Si parlava della capacità scenica della poesia, di come riesca ad astrarre, a spingerci verso un’immaginazione che in fin dei conti è propria dell’arte letteraria.

Quanti di noi rimangono delusi quando un libro che abbiamo letto viene riassunto in un progetto cinematografico?

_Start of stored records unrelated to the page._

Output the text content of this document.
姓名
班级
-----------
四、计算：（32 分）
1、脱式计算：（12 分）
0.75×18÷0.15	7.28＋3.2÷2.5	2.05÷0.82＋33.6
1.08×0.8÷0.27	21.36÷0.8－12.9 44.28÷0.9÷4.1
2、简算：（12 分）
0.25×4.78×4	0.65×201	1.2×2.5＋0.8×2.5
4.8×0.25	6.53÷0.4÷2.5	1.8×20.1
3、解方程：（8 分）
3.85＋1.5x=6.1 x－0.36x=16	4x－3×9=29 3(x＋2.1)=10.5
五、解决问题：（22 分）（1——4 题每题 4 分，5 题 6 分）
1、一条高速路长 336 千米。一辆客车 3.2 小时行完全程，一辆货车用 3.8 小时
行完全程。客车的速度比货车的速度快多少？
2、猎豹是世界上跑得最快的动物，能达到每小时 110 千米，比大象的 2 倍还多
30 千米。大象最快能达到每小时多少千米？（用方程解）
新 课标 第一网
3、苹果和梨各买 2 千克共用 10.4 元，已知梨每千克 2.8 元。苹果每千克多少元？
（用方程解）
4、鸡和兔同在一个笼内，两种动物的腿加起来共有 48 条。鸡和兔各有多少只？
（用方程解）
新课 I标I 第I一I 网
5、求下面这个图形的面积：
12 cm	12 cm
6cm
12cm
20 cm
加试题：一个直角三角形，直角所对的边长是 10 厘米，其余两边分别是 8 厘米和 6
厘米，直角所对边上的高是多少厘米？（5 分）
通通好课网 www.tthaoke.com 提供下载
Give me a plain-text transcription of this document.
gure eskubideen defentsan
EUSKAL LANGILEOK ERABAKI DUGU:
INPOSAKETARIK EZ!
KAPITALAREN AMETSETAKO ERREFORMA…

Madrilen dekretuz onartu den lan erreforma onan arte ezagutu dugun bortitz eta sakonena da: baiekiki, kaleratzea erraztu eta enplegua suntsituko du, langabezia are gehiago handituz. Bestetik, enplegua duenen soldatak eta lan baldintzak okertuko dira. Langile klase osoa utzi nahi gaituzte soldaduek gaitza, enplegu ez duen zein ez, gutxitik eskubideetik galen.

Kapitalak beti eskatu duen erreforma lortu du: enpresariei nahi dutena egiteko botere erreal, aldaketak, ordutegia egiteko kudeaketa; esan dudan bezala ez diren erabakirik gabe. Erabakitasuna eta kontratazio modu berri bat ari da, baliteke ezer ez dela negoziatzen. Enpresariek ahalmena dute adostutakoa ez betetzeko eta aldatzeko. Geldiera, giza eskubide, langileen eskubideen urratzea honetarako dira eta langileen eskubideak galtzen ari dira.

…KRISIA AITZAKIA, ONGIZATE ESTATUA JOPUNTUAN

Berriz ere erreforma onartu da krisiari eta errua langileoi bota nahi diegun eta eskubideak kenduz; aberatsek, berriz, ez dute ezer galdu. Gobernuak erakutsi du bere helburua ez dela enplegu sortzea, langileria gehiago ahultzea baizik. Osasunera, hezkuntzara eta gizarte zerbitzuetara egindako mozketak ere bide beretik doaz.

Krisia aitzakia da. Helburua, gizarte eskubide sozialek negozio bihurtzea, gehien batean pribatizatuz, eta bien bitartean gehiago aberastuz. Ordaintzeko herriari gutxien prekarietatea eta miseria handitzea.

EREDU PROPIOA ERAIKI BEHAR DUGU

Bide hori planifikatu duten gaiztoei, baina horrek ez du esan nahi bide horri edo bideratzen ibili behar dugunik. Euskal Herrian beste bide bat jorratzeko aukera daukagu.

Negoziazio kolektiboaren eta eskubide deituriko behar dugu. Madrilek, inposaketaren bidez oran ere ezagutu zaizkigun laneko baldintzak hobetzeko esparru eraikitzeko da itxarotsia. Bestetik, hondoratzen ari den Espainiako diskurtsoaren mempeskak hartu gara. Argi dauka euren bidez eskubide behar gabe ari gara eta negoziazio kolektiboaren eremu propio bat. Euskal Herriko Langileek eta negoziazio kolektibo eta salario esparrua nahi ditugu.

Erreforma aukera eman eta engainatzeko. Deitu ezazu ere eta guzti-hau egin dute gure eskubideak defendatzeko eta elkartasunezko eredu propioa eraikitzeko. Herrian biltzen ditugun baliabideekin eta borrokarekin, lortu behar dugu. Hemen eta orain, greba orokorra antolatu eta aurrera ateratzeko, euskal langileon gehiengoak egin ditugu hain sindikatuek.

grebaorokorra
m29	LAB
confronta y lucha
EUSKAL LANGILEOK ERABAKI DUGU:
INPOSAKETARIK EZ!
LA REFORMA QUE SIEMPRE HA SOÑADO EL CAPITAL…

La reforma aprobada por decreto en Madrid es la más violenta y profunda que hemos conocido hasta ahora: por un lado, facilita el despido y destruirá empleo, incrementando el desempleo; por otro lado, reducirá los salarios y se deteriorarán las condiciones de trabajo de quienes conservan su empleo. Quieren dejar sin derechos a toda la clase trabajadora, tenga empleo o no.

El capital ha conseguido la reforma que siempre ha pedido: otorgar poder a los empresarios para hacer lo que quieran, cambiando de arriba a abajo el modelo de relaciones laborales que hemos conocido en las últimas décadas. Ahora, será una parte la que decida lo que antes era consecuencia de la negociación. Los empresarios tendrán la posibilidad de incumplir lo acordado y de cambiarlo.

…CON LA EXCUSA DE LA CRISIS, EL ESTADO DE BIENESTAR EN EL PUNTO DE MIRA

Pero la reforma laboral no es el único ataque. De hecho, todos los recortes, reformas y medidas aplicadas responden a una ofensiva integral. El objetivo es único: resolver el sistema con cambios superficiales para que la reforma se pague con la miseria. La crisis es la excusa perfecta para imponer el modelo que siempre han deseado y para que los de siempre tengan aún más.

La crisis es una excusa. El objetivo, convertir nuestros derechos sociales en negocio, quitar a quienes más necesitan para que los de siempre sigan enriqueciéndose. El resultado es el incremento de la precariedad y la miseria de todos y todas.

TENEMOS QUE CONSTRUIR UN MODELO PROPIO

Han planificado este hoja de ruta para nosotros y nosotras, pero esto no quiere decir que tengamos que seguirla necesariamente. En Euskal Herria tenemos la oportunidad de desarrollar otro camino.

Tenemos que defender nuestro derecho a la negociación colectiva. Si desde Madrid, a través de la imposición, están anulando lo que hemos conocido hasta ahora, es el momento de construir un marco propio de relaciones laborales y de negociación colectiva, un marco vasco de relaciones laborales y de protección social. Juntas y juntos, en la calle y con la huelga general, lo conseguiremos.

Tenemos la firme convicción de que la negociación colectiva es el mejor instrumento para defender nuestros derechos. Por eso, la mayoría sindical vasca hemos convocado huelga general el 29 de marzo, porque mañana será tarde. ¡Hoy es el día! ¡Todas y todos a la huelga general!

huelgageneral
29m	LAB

La capacità di creare paesaggi, ambientazioni e finanche i volti dei personaggi che leggiamo è unica in ognuno di noi, ed oserei definirla anche effimera perché ad ogni nuova occasione si riproporrà sempre diversa.

E nella nostra discussione, la capacità scenica la contrapponevamo alla capacità, invece, della pittura, ad esempio, di rappresentare la realtà così com’è.

Leonardo avrebbe detto quel ch’ell’è.

Logicamente contestualizzavamo il momento. Quanto sopra esposto, relativamente alla pittura, è valido fino a quando la mimesi, l’aderenza alla natura, era la via da seguire.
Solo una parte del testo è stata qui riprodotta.